SOIL TREATMENT ENGINEERING

What is it about?

When speaking about the soil it is most important to point out that we obtain more than 95% of food and raw materials for food from the soil. At the same time, a favorable fertile soil for this purpose is a very limited resource.

Why is it important?

Soil science has developed as a part of agronomy and forestry profession. It is understandable that its focus were those soil characteristics that made it more or less suitable for growing plants, i.e., the focus was its production role.
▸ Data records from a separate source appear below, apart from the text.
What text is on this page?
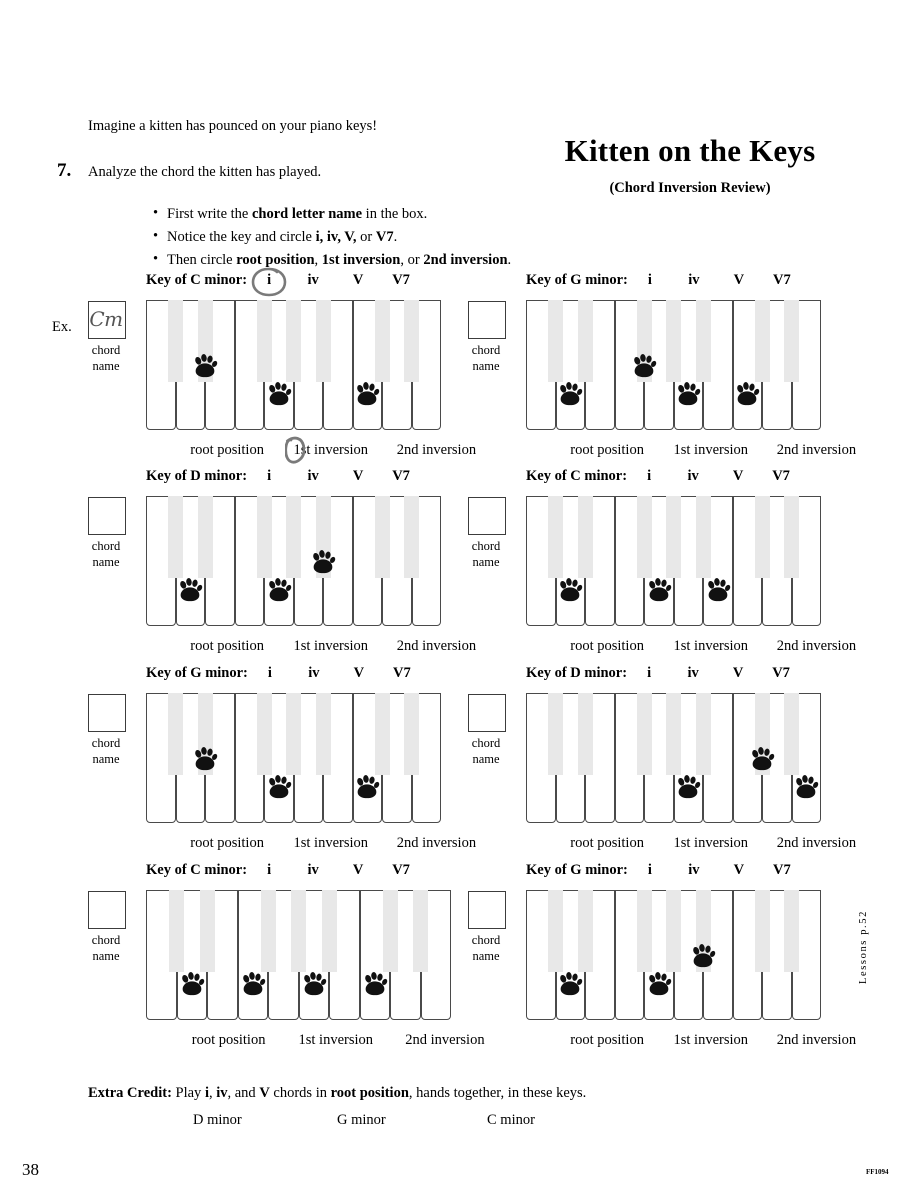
Imagine a kitten has pounced on your piano keys!
7. Analyze the chord the kitten has played.
• First write the chord letter name in the box.
• Notice the key and circle i, iv, V, or V7.
• Then circle root position, 1st inversion, or 2nd inversion.
Kitten on the Keys
(Chord Inversion Review)
Key of C minor: i	iv V V7
Cm
chord
name
Ex.
root position 1st inversion 2nd inversion
Key of G minor: i	iv V V7
chord
name
root position 1st inversion 2nd inversion
Key of D minor: i	iv V V7
chord
name
root position 1st inversion 2nd inversion
Key of C minor: i	iv V V7
chord
name
root position 1st inversion 2nd inversion
Key of G minor: i	iv V V7
chord
name
root position 1st inversion 2nd inversion
Key of D minor: i	iv V V7
chord
name
root position 1st inversion 2nd inversion
Key of C minor: i	iv V V7
chord
name
root position 1st inversion 2nd inversion
Key of G minor: i	iv V V7
chord
name
root position 1st inversion 2nd inversion
Extra Credit: Play i, iv, and V chords in root position, hands together, in these keys.
D minor	G minor	C minor
38	FF1094
Lessons p.52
The problems of environmental damage (especially degradation and soil contamination), particularly of natural resources, in a certain way, have pushed this role. Only in recent decades, there is a growing interest in non-productive roles of the soil, in the first place those relating to environmental protection, in particular the protection of natural resources whose quality depends directly on soil and soil management.

Perspectives

Ivica Kisic

The most important, indispensable and primary role of soil is supplying plants with water, air and nutrients, which enables the production of biomass - production of organic matter through photosynthesis. In this role the soil is an indispensable factor for the maintenance of life on Earth, for the plant/crop production in primary economic branches - agriculture and forestry. Production of organic matter in agriculture and forestry settles food and non-food needs of humans. Specifically, in this role soil allows us to supply food (bread, meat, milk, eggs, and mushrooms), drinks (wine, beer, and tea), beverages (fruit and grape juices, juices of various vegetables and other plants), fiber (wool, textile plants - cotton, linen, and hemp), medicinal plants and herbs and energy (firewood, biodiesel, alcohol as fuel). Furthermore, soil provides raw material for wood and food industry (flour, oil, sugar, fibers, caoutchouc), soil gives us materials for clothes and shoes (fur, leather), but also creates addicts (alcohol, tobacco, drugs - hashish, opium).